Divide both sides by 24:
x = 15

So X equals 15.

b) To determine the type of triangle (equilateral, isosceles, or scalene), we need to follow the given steps:

1) Plug the value of x (which we found as 15) into each of the arc measures to find what each arc measures.

PQ = (8x - 10) = (8 * 15 - 10) = 110
PR = (6x) = (6 * 15) = 90
QR = (10x + 10) = (10 * 15 + 10) = 160

2) Apply the inscribed angle theorem to find the measures of angles P, Q, and R. The inscribed angle theorem states that an angle formed with endpoints on a circle is half the measure of the intercepted arc.

Angle P = PQ/2 = 110/2 = 55 degrees
Angle Q = PR/2 = 90/2 = 45 degrees
Angle R = QR/2 = 160/2 = 80 degrees

3) Use the angle measures from step 2 to determine the type of triangle.

In an equilateral triangle, all angles are congruent.
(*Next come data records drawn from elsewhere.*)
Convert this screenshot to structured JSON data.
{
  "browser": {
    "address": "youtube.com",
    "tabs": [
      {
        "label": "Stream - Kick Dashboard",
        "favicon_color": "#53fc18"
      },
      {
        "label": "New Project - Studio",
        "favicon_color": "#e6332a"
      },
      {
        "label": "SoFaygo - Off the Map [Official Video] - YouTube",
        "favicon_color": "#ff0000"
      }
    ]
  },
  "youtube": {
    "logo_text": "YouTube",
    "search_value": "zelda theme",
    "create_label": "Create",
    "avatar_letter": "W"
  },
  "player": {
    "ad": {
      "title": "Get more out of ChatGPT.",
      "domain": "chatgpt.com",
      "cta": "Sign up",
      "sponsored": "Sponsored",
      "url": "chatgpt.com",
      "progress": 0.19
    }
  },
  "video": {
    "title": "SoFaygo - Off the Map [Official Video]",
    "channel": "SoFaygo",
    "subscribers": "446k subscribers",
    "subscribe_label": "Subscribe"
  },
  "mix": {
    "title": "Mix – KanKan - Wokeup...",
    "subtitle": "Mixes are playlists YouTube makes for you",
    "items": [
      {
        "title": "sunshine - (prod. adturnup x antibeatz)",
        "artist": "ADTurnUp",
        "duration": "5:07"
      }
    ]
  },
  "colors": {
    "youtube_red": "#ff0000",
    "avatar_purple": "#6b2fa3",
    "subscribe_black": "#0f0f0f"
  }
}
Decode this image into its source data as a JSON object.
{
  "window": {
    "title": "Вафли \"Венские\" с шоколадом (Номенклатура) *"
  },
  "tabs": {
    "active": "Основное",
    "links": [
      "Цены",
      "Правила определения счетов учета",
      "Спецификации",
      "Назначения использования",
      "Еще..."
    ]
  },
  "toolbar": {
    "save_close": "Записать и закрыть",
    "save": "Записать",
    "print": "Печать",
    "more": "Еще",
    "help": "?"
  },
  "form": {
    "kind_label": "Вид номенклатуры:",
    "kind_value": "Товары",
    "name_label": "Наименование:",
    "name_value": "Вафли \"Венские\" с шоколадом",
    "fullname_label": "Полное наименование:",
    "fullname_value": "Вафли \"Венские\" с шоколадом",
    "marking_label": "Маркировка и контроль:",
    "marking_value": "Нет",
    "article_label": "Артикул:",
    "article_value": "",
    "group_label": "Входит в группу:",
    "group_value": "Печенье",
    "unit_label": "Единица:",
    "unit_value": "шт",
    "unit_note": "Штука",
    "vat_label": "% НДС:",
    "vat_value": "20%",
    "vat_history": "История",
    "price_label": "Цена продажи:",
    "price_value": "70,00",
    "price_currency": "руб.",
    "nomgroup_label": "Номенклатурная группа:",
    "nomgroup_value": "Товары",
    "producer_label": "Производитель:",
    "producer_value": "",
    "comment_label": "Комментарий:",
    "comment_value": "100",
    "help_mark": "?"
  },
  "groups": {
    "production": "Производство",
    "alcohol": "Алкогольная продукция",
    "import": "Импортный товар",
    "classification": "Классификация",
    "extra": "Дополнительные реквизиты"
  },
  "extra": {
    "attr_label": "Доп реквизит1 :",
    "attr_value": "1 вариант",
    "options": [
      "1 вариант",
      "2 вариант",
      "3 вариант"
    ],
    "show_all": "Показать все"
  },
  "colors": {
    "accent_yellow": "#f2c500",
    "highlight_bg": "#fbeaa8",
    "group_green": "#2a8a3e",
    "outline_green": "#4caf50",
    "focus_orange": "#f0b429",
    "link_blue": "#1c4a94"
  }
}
Since angles P, Q, and R have different measures, the triangle is not equilateral.

In an isosceles triangle, two angles are congruent. Since angles Q and R have different measures, the triangle is not isosceles.

In a scalene triangle, all angles have different measures. Since angles P, Q, and R have different measures, the triangle is scalene.

Therefore, the triangle is scalene because the arc measures are 110, 90, and 160, and the arcs and chords that intercept are not congruent.